If ChatGPT can draft contracts, assist with legal research, and flag compliance risks in seconds,
what exactly is the average lawyer still doing manually?
23/3/26, 7:00 pm
Ayush Chandra, co-founder of LegalTechPolicy.com
If ChatGPT can draft contracts, assist with legal research, and flag compliance risks in seconds,
what exactly is the average lawyer still doing manually?
It is an uncomfortable question, but an important one.
Because while India is rapidly building a digital economy, a large part of the legal ecosystem is still in transition.
As Ayush Chandra explains, the tools required for this shift are already available. AI, automation, and digital platforms are no longer new.
The real challenge is adoption.
Across the profession, there is still a degree of hesitation in moving away from familiar, manual processes towards more technology-enabled workflows. That hesitation is understandable, but it also shapes how quickly the legal ecosystem evolves.
At the same time, the role of lawyers itself is expanding.
Today, legal professionals are not limited to courtrooms. They are contributing to business strategy, working alongside startups, engaging with cybersecurity concerns, and even participating in product development.
This shift also brings forward an important gap.
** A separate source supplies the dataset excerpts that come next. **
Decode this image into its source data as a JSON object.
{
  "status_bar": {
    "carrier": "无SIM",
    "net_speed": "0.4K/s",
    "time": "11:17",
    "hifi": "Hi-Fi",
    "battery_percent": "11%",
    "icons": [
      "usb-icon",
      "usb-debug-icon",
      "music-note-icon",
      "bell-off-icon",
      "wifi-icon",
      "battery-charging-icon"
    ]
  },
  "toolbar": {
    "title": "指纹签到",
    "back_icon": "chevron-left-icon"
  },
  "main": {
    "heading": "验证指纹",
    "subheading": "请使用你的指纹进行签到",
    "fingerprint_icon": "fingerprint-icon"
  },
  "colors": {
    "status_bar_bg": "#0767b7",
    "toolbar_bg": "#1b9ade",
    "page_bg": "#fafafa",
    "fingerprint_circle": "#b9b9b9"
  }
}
Legal thinking is often introduced late in the process, especially in technology-driven companies. Involving legal professionals earlier, during ideation and design stages, can help identify compliance risks and structural challenges before they grow into larger issues.
This does not slow innovation. It strengthens it.
Another important concern is accessibility.
Law often feels complex and difficult to navigate, not necessarily because the concepts are too complicated, but because the way they are presented creates distance from the people it is meant to serve.
Bridging this gap requires collaboration between legal professionals and technology platforms.
The focus should be on making law more understandable, more accessible, and more practical for everyday use.
This is where legal technology becomes important.
Not as a replacement for lawyers, but as a support system that improves efficiency, simplifies processes, and expands access.
With emerging risks such as deepfakes, voice-based fraud, and AI-driven cyber threats, the need for a more tech-aware legal ecosystem is only increasing.
For those entering the profession, this shift presents an opportunity.
A strong foundation in law will always matter.
But the ability to understand how law interacts with technology will define how effectively that knowledge can be applied.
The legal profession is evolving.
The pace of that evolution will depend on how willing we are to adapt.